役割:常にMakerの手数料率を享受し、誤操作でTakerとなり高い手数料を徴収されるのを防ぐことができます。高頻度トレーダーやマーケットメイカーがよく使用します。
ワンクリック発注のショートカット方法
Binanceのオーダーブックの下には、クイック注文ボタンが並んでいます。
- 25% / 50% / 75% / 100%:保有資産のパーセンテージに応じて数量をワンクリックで入力します。
- オーダーブックの価格帯を直接クリックする:価格フィールドにその価格帯の価格が自動的に入力されます。

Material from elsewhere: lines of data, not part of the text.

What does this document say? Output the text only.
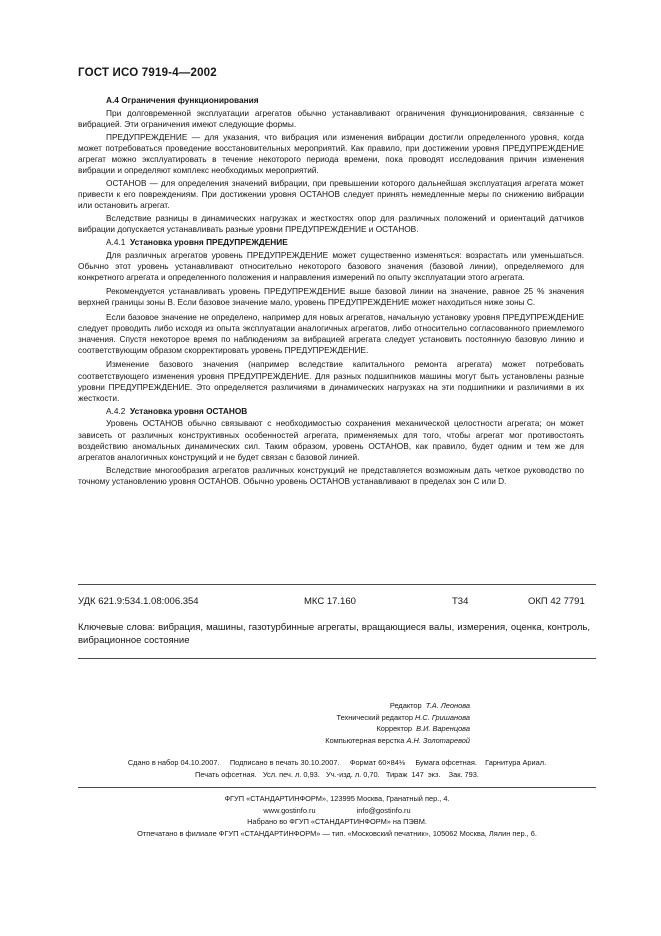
ГОСТ ИСО 7919-4—2002

А.4 Ограничения функционирования

При долговременной эксплуатации агрегатов обычно устанавливают ограничения функционирования, связанные с вибрацией. Эти ограничения имеют следующие формы.

ПРЕДУПРЕЖДЕНИЕ — для указания, что вибрация или изменения вибрации достигли определенного уровня, когда может потребоваться проведение восстановительных мероприятий. Как правило, при достижении уровня ПРЕДУПРЕЖДЕНИЕ агрегат можно эксплуатировать в течение некоторого периода времени, пока проводят исследования причин изменения вибрации и определяют комплекс необходимых мероприятий.

ОСТАНОВ — для определения значений вибрации, при превышении которого дальнейшая эксплуатация агрегата может привести к его повреждениям. При достижении уровня ОСТАНОВ следует принять немедленные меры по снижению вибрации или остановить агрегат.

Вследствие разницы в динамических нагрузках и жесткостях опор для различных положений и ориентаций датчиков вибрации допускается устанавливать разные уровни ПРЕДУПРЕЖДЕНИЕ и ОСТАНОВ.

А.4.1 Установка уровня ПРЕДУПРЕЖДЕНИЕ

Для различных агрегатов уровень ПРЕДУПРЕЖДЕНИЕ может существенно изменяться: возрастать или уменьшаться. Обычно этот уровень устанавливают относительно некоторого базового значения (базовой линии), определяемого для конкретного агрегата и определенного положения и направления измерений по опыту эксплуатации этого агрегата.

Рекомендуется устанавливать уровень ПРЕДУПРЕЖДЕНИЕ выше базовой линии на значение, равное 25 % значения верхней границы зоны В. Если базовое значение мало, уровень ПРЕДУПРЕЖДЕНИЕ может находиться ниже зоны С.

Если базовое значение не определено, например для новых агрегатов, начальную установку уровня ПРЕДУПРЕЖДЕНИЕ следует проводить либо исходя из опыта эксплуатации аналогичных агрегатов, либо относительно согласованного приемлемого значения. Спустя некоторое время по наблюдениям за вибрацией агрегата следует установить постоянную базовую линию и соответствующим образом скорректировать уровень ПРЕДУПРЕЖДЕНИЕ.

Изменение базового значения (например вследствие капитального ремонта агрегата) может потребовать соответствующего изменения уровня ПРЕДУПРЕЖДЕНИЕ. Для разных подшипников машины могут быть установлены разные уровни ПРЕДУПРЕЖДЕНИЕ. Это определяется различиями в динамических нагрузках на эти подшипники и различиями в их жесткости.

А.4.2 Установка уровня ОСТАНОВ

Уровень ОСТАНОВ обычно связывают с необходимостью сохранения механической целостности агрегата; он может зависеть от различных конструктивных особенностей агрегата, применяемых для того, чтобы агрегат мог противостоять воздействию аномальных динамических сил. Таким образом, уровень ОСТАНОВ, как правило, будет одним и тем же для агрегатов аналогичных конструкций и не будет связан с базовой линией.

Вследствие многообразия агрегатов различных конструкций не представляется возможным дать четкое руководство по точному установлению уровня ОСТАНОВ. Обычно уровень ОСТАНОВ устанавливают в пределах зон С или D.

УДК 621.9:534.1.08:006.354	МКС 17.160	Т34	ОКП 42 7791

Ключевые слова: вибрация, машины, газотурбинные агрегаты, вращающиеся валы, измерения, оценка, контроль, вибрационное состояние

Редактор Т.А. Леонова
Технический редактор Н.С. Гришанова
Корректор В.И. Варенцова
Компьютерная верстка А.Н. Золотаревой
Сдано в набор 04.10.2007.     Подписано в печать 30.10.2007.     Формат 60×84⅛     Бумага офсетная.    Гарнитура Ариал.
Печать офсетная.   Усл. печ. л. 0,93.   Уч.-изд. л. 0,70.   Тираж  147  экз.    Зак. 793.
ФГУП «СТАНДАРТИНФОРМ», 123995 Москва, Гранатный пер., 4.
www.gostinfo.ru                    info@gostinfo.ru
Набрано во ФГУП «СТАНДАРТИНФОРМ» на ПЭВМ.
Отпечатано в филиале ФГУП «СТАНДАРТИНФОРМ» — тип. «Московский печатник», 105062 Москва, Лялин пер., 6.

これらのショートカットボタンにより、手動での発注スピードを大幅に上げることができます。
よくある質問
Q:発注した注文がずっと約定しない場合、無効になりますか?
A:自動的に無効になることはありません。GTC注文は、約定、手動キャンセル、アカウント凍結、または通貨の上場廃止が行われない限り、残り続けます。「注文履歴」→「未約定注文(オープンオーダー)」で、すべての未約定注文を確認できます。
Q:同じ取引ペアで最大いくつまで注文を出せますか?
A:Binanceの現物取引では、単一の取引ペアで最大200個の未約定注文を出すことができます。先物アカウントの制限はより厳格です。日常的な使用でこの上限に達することは基本的にありません。
Q:トレイリングストップのコールバック率はどのくらいに設定するのが適切ですか?
A:ボラティリティ(価格変動率)と保有期間によります。BTCのような主要通貨の日中のボラティリティは約2〜4%であるため、**3〜5%**に設定するのが合理的です。アルトコインはボラティリティが高いため、**5〜10%**に設定する方が安定します。狭すぎると通常の価格変動で狩られてしまい、広すぎると保護の効果が薄れます。
Q:複数の注文をパッケージ化して1つの戦略にすることはできますか?
A:Binanceの現物取引はネイティブでパッケージ化戦略をサポートしていませんが、OCOを使用することで「利益確定+損切り」の両端の保護を実現できます。より複雑な戦略(複数段階の利益確定、ピラミッディングによるポジション増しなど)には、APIスクリプトや**戦略取引(ストラテジートレーディング)**モジュールを活用する必要があります。